The British newspaper The Independent said that since the announcement of Qatar's hosting of the 2022 FIFA World Cup, its name has become linked to issues of mistreatment of migrant workers working in preparation for this hosting.
Under the title "What about us.. Qataris demand their rights before the World Cup", the newspaper said that migrant workers have dominated the human rights discourse in Qatar, but frustrated and disaffected citizens are calling for their issues to be highlighted and highlighted after Qatar's human rights record tarnished its reputation in the world and became its name. linked to violations of the rights of migrant workers.
The newspaper indicated that the workers are paid poorly or do not receive salaries at all and are without will and unable to change their jobs or leave the country whenever they want, as their identity papers and passports are confiscated illegally by their bosses and forced to work for long hours in unbearable heat. They live in dwellings where the necessities of human life are not available.
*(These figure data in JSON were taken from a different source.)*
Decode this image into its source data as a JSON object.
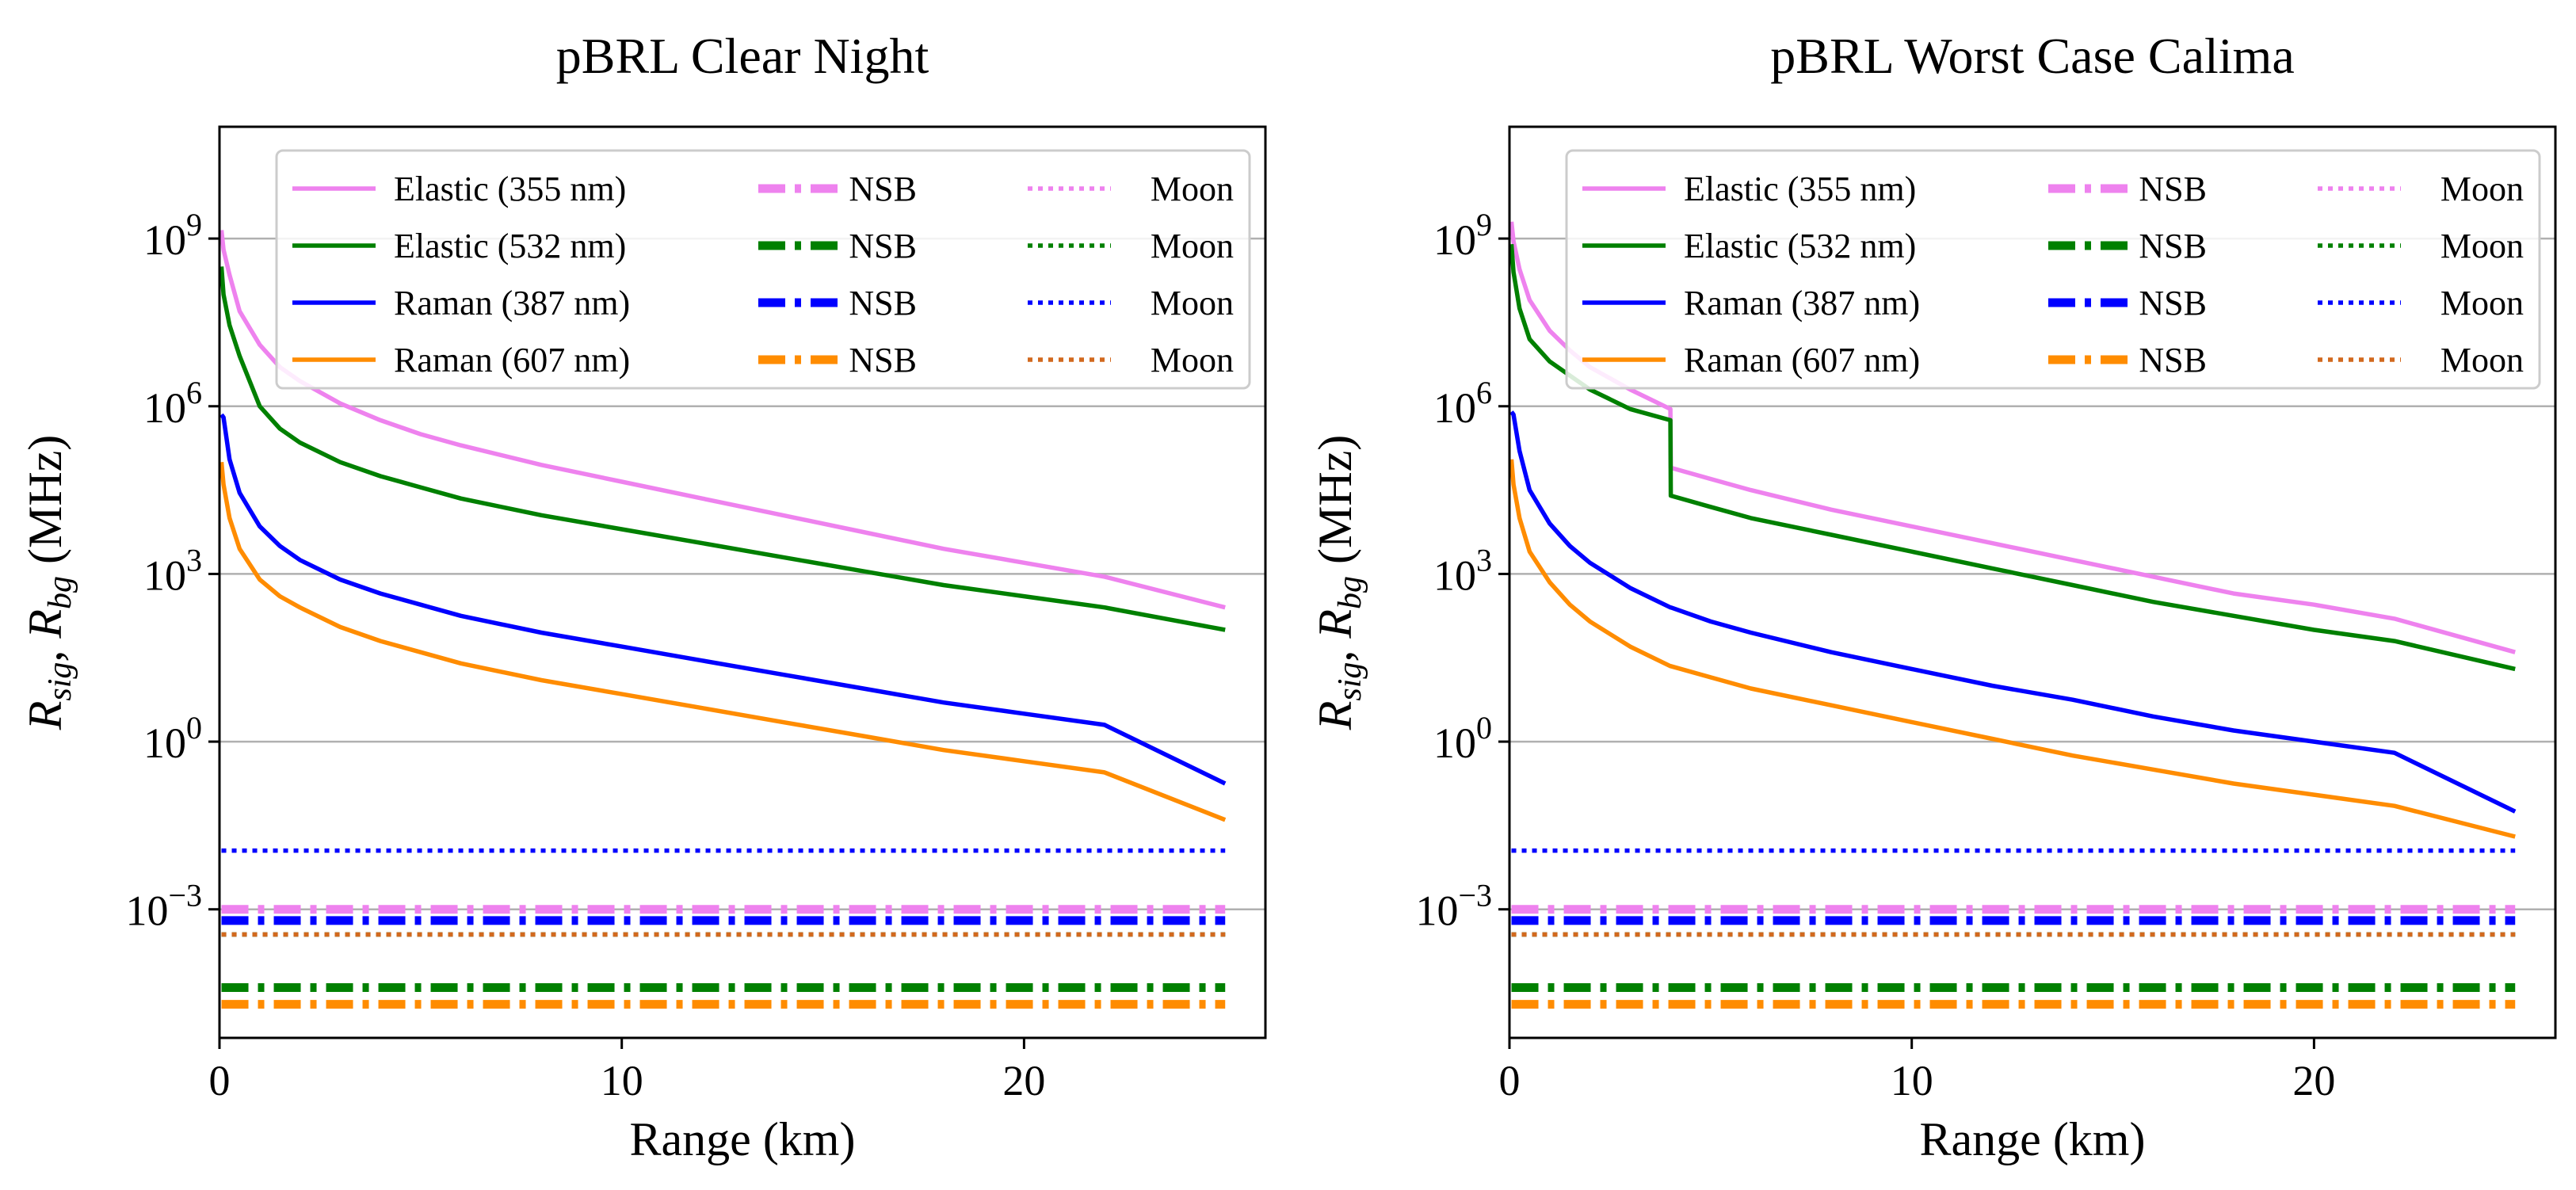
{
  "chart_data": [
    {
      "type": "line",
      "title": "pBRL Clear Night",
      "xlabel": "Range (km)",
      "ylabel_main": "R",
      "ylabel_sub1": "sig",
      "ylabel_sep": ", ",
      "ylabel_sub2": "bg",
      "ylabel_unit": " (MHz)",
      "yscale": "log",
      "xlim": [
        0,
        26
      ],
      "ylim_log10": [
        -5.3,
        11.0
      ],
      "xticks": [
        0,
        10,
        20
      ],
      "xtick_labels": [
        "0",
        "10",
        "20"
      ],
      "yticks_log10": [
        -3,
        0,
        3,
        6,
        9
      ],
      "ytick_base": "10",
      "ytick_exps": [
        "−3",
        "0",
        "3",
        "6",
        "9"
      ],
      "grid_y": true,
      "legend_position": "top-right",
      "signals": [
        {
          "name": "Elastic (355 nm)",
          "color": "#ee82ee",
          "x": [
            0.05,
            0.1,
            0.25,
            0.5,
            1,
            1.5,
            2,
            3,
            4,
            5,
            6,
            8,
            10,
            12,
            14,
            16,
            18,
            20,
            22,
            25
          ],
          "log10": [
            9.15,
            8.8,
            8.35,
            7.7,
            7.1,
            6.7,
            6.45,
            6.05,
            5.75,
            5.5,
            5.3,
            4.95,
            4.65,
            4.35,
            4.05,
            3.75,
            3.45,
            3.2,
            2.95,
            2.4
          ]
        },
        {
          "name": "Elastic (532 nm)",
          "color": "#008000",
          "x": [
            0.05,
            0.1,
            0.25,
            0.5,
            1,
            1.5,
            2,
            3,
            4,
            5,
            6,
            8,
            10,
            12,
            14,
            16,
            18,
            20,
            22,
            25
          ],
          "log10": [
            8.5,
            8.0,
            7.45,
            6.9,
            6.0,
            5.6,
            5.35,
            5.0,
            4.75,
            4.55,
            4.35,
            4.05,
            3.8,
            3.55,
            3.3,
            3.05,
            2.8,
            2.6,
            2.4,
            2.0
          ]
        },
        {
          "name": "Raman (387 nm)",
          "color": "#0000ff",
          "x": [
            0.05,
            0.1,
            0.25,
            0.5,
            1,
            1.5,
            2,
            3,
            4,
            5,
            6,
            8,
            10,
            12,
            14,
            16,
            18,
            20,
            22,
            25
          ],
          "log10": [
            5.85,
            5.8,
            5.05,
            4.45,
            3.85,
            3.5,
            3.25,
            2.9,
            2.65,
            2.45,
            2.25,
            1.95,
            1.7,
            1.45,
            1.2,
            0.95,
            0.7,
            0.5,
            0.3,
            -0.75
          ]
        },
        {
          "name": "Raman (607 nm)",
          "color": "#ff8c00",
          "x": [
            0.05,
            0.1,
            0.25,
            0.5,
            1,
            1.5,
            2,
            3,
            4,
            5,
            6,
            8,
            10,
            12,
            14,
            16,
            18,
            20,
            22,
            25
          ],
          "log10": [
            5.0,
            4.6,
            4.0,
            3.45,
            2.9,
            2.6,
            2.4,
            2.05,
            1.8,
            1.6,
            1.4,
            1.1,
            0.85,
            0.6,
            0.35,
            0.1,
            -0.15,
            -0.35,
            -0.55,
            -1.4
          ]
        }
      ],
      "nsb": [
        {
          "name": "NSB",
          "color": "#ee82ee",
          "log10": -3.0
        },
        {
          "name": "NSB",
          "color": "#008000",
          "log10": -4.4
        },
        {
          "name": "NSB",
          "color": "#0000ff",
          "log10": -3.2
        },
        {
          "name": "NSB",
          "color": "#ff8c00",
          "log10": -4.7
        }
      ],
      "moon": [
        {
          "name": "Moon",
          "color": "#ee82ee",
          "log10": -3.45
        },
        {
          "name": "Moon",
          "color": "#008000",
          "log10": -3.45
        },
        {
          "name": "Moon",
          "color": "#0000ff",
          "log10": -1.95
        },
        {
          "name": "Moon",
          "color": "#d2691e",
          "log10": -3.45
        }
      ]
    },
    {
      "type": "line",
      "title": "pBRL Worst Case Calima",
      "xlabel": "Range (km)",
      "ylabel_main": "R",
      "ylabel_sub1": "sig",
      "ylabel_sep": ", ",
      "ylabel_sub2": "bg",
      "ylabel_unit": " (MHz)",
      "yscale": "log",
      "xlim": [
        0,
        26
      ],
      "ylim_log10": [
        -5.3,
        11.0
      ],
      "xticks": [
        0,
        10,
        20
      ],
      "xtick_labels": [
        "0",
        "10",
        "20"
      ],
      "yticks_log10": [
        -3,
        0,
        3,
        6,
        9
      ],
      "ytick_base": "10",
      "ytick_exps": [
        "−3",
        "0",
        "3",
        "6",
        "9"
      ],
      "grid_y": true,
      "legend_position": "top-right",
      "signals": [
        {
          "name": "Elastic (355 nm)",
          "color": "#ee82ee",
          "x": [
            0.05,
            0.1,
            0.25,
            0.5,
            1,
            1.5,
            2,
            3,
            4,
            4.01,
            5,
            6,
            8,
            10,
            12,
            14,
            16,
            18,
            20,
            22,
            25
          ],
          "log10": [
            9.3,
            8.95,
            8.45,
            7.9,
            7.35,
            7.0,
            6.7,
            6.3,
            5.95,
            4.9,
            4.7,
            4.5,
            4.15,
            3.85,
            3.55,
            3.25,
            2.95,
            2.65,
            2.45,
            2.2,
            1.6
          ]
        },
        {
          "name": "Elastic (532 nm)",
          "color": "#008000",
          "x": [
            0.05,
            0.1,
            0.25,
            0.5,
            1,
            1.5,
            2,
            3,
            4,
            4.01,
            5,
            6,
            8,
            10,
            12,
            14,
            16,
            18,
            20,
            22,
            25
          ],
          "log10": [
            8.9,
            8.4,
            7.75,
            7.2,
            6.8,
            6.55,
            6.3,
            5.95,
            5.75,
            4.4,
            4.2,
            4.0,
            3.7,
            3.4,
            3.1,
            2.8,
            2.5,
            2.25,
            2.0,
            1.8,
            1.3
          ]
        },
        {
          "name": "Raman (387 nm)",
          "color": "#0000ff",
          "x": [
            0.05,
            0.1,
            0.25,
            0.5,
            1,
            1.5,
            2,
            3,
            4,
            4.01,
            5,
            6,
            8,
            10,
            12,
            14,
            16,
            18,
            20,
            22,
            25
          ],
          "log10": [
            5.9,
            5.85,
            5.2,
            4.5,
            3.9,
            3.5,
            3.2,
            2.75,
            2.4,
            2.4,
            2.15,
            1.95,
            1.6,
            1.3,
            1.0,
            0.75,
            0.45,
            0.2,
            0.0,
            -0.2,
            -1.25
          ]
        },
        {
          "name": "Raman (607 nm)",
          "color": "#ff8c00",
          "x": [
            0.05,
            0.1,
            0.25,
            0.5,
            1,
            1.5,
            2,
            3,
            4,
            4.01,
            5,
            6,
            8,
            10,
            12,
            14,
            16,
            18,
            20,
            22,
            25
          ],
          "log10": [
            5.05,
            4.6,
            4.0,
            3.4,
            2.85,
            2.45,
            2.15,
            1.7,
            1.35,
            1.35,
            1.15,
            0.95,
            0.65,
            0.35,
            0.05,
            -0.25,
            -0.5,
            -0.75,
            -0.95,
            -1.15,
            -1.7
          ]
        }
      ],
      "nsb": [
        {
          "name": "NSB",
          "color": "#ee82ee",
          "log10": -3.0
        },
        {
          "name": "NSB",
          "color": "#008000",
          "log10": -4.4
        },
        {
          "name": "NSB",
          "color": "#0000ff",
          "log10": -3.2
        },
        {
          "name": "NSB",
          "color": "#ff8c00",
          "log10": -4.7
        }
      ],
      "moon": [
        {
          "name": "Moon",
          "color": "#ee82ee",
          "log10": -3.45
        },
        {
          "name": "Moon",
          "color": "#008000",
          "log10": -3.45
        },
        {
          "name": "Moon",
          "color": "#0000ff",
          "log10": -1.95
        },
        {
          "name": "Moon",
          "color": "#d2691e",
          "log10": -3.45
        }
      ]
    }
  ]
}
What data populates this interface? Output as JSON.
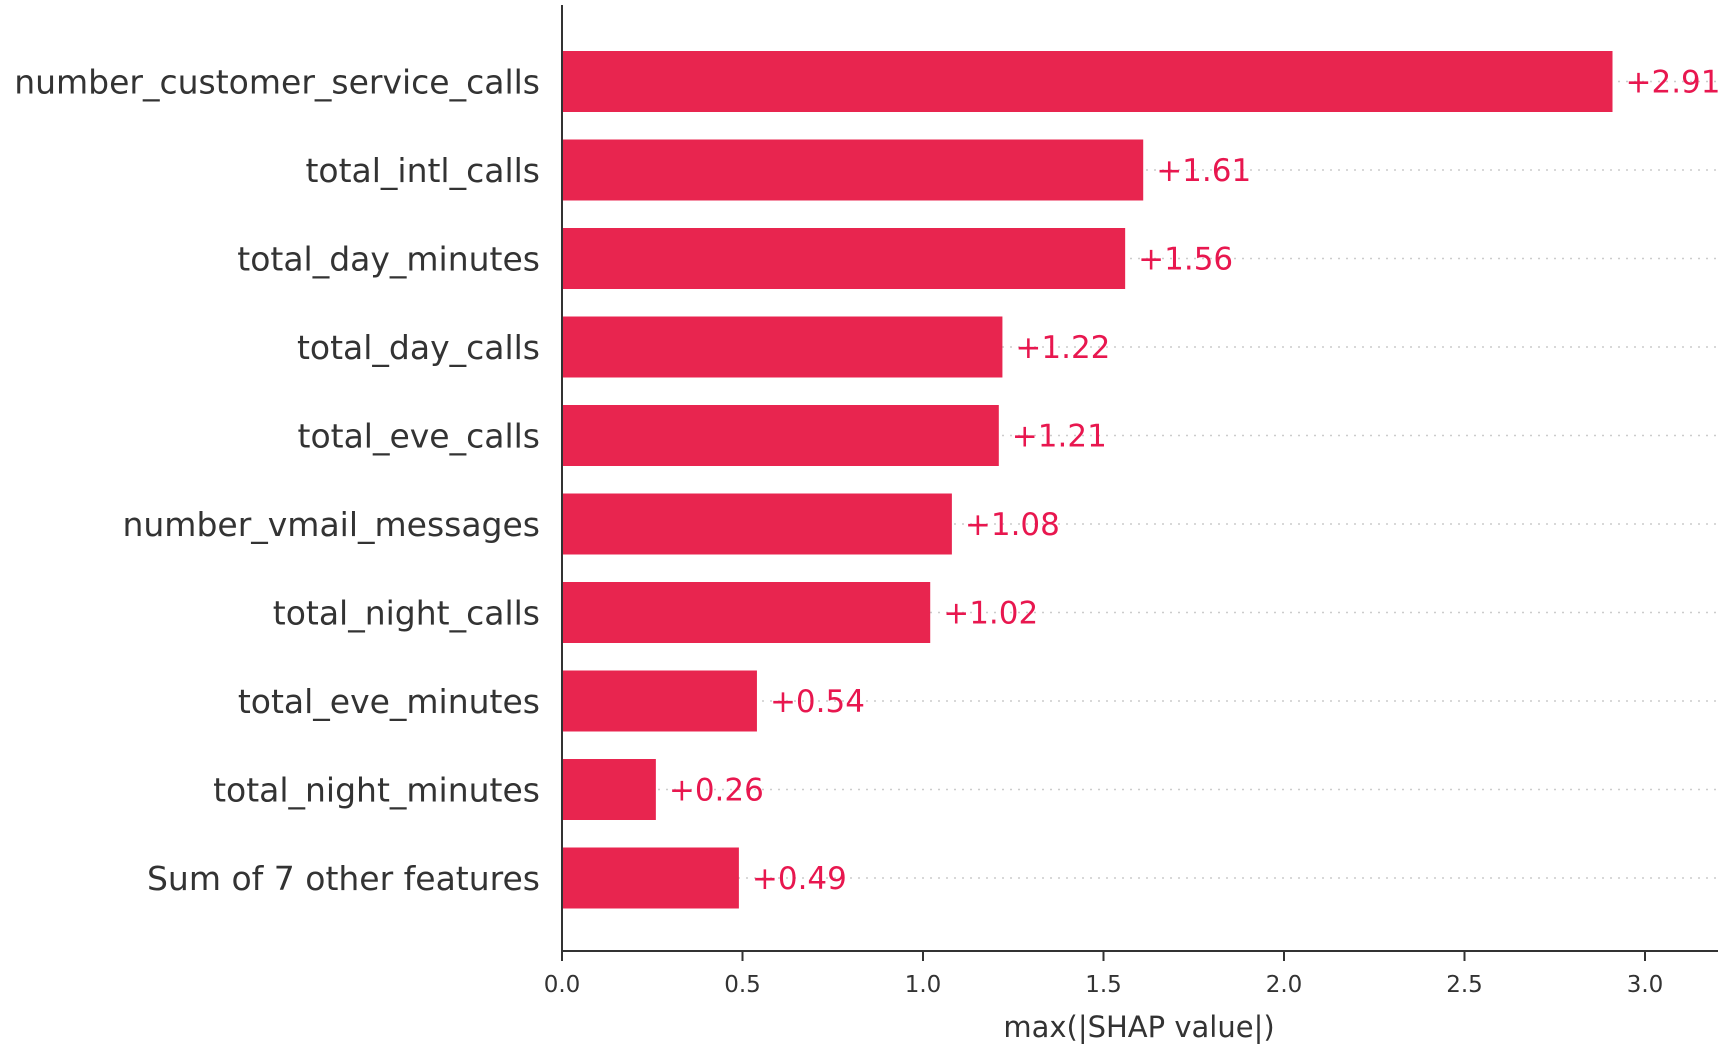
{
  "chart_data": {
    "type": "bar",
    "orientation": "horizontal",
    "categories": [
      "number_customer_service_calls",
      "total_intl_calls",
      "total_day_minutes",
      "total_day_calls",
      "total_eve_calls",
      "number_vmail_messages",
      "total_night_calls",
      "total_eve_minutes",
      "total_night_minutes",
      "Sum of 7 other features"
    ],
    "values": [
      2.91,
      1.61,
      1.56,
      1.22,
      1.21,
      1.08,
      1.02,
      0.54,
      0.26,
      0.49
    ],
    "value_labels": [
      "+2.91",
      "+1.61",
      "+1.56",
      "+1.22",
      "+1.21",
      "+1.08",
      "+1.02",
      "+0.54",
      "+0.26",
      "+0.49"
    ],
    "xlabel": "max(|SHAP value|)",
    "xlim": [
      0,
      3.2
    ],
    "xticks": [
      0.0,
      0.5,
      1.0,
      1.5,
      2.0,
      2.5,
      3.0
    ],
    "xtick_labels": [
      "0.0",
      "0.5",
      "1.0",
      "1.5",
      "2.0",
      "2.5",
      "3.0"
    ],
    "grid": "horizontal dotted lines per bar",
    "colors": {
      "bar": "#e8254f",
      "value_label": "#e8174f",
      "axis": "#333333"
    }
  }
}
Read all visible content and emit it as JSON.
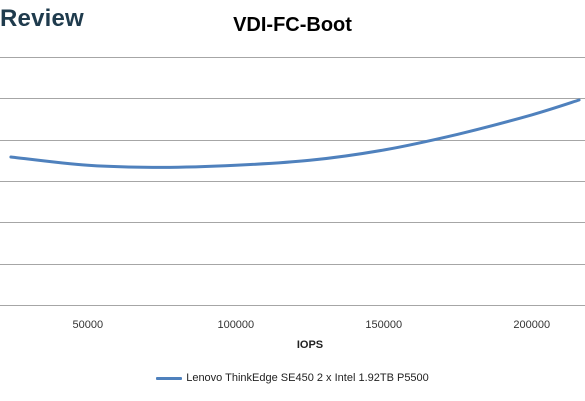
{
  "brand": {
    "text": "Review"
  },
  "chart_data": {
    "type": "line",
    "title": "VDI-FC-Boot",
    "xlabel": "IOPS",
    "ylabel": "",
    "xlim": [
      22000,
      218000
    ],
    "ylim": [
      0,
      6
    ],
    "x_ticks": [
      "50000",
      "100000",
      "150000",
      "200000"
    ],
    "y_gridlines": 6,
    "y_ticks_visible": false,
    "grid": true,
    "legend_position": "bottom",
    "series": [
      {
        "name": "Lenovo ThinkEdge SE450 2 x Intel 1.92TB P5500",
        "color": "#4f81bd",
        "x": [
          24000,
          50000,
          75000,
          100000,
          125000,
          150000,
          175000,
          200000,
          216000
        ],
        "y": [
          3.58,
          3.38,
          3.33,
          3.38,
          3.5,
          3.75,
          4.13,
          4.6,
          4.96
        ]
      }
    ]
  }
}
The newspaper highlighted violations of women's rights and the lack of freedom of expression in Qatar, which have previously been addressed by international human rights groups, including Amnesty International and Human Rights Watch.
One of the "disgruntled" citizens, according to the newspaper's expression, said that reforms and the achievement of the many popular demands will not be achieved without a fight because the Qataris are cowards and remain silent.
The newspaper concluded, quoting a citizen named Ahmed as saying, "Hosting the World Cup is like sprinkling salt on a wound. Many people here despise the ruling family."
A report issued last month by Amnesty International warned that foreign workers in Qatar continue to be exploited on a large scale, with just over a year to go until the next World Cup, and accused Qatar of failing to deliver on its promises to improve human rights. Laborers.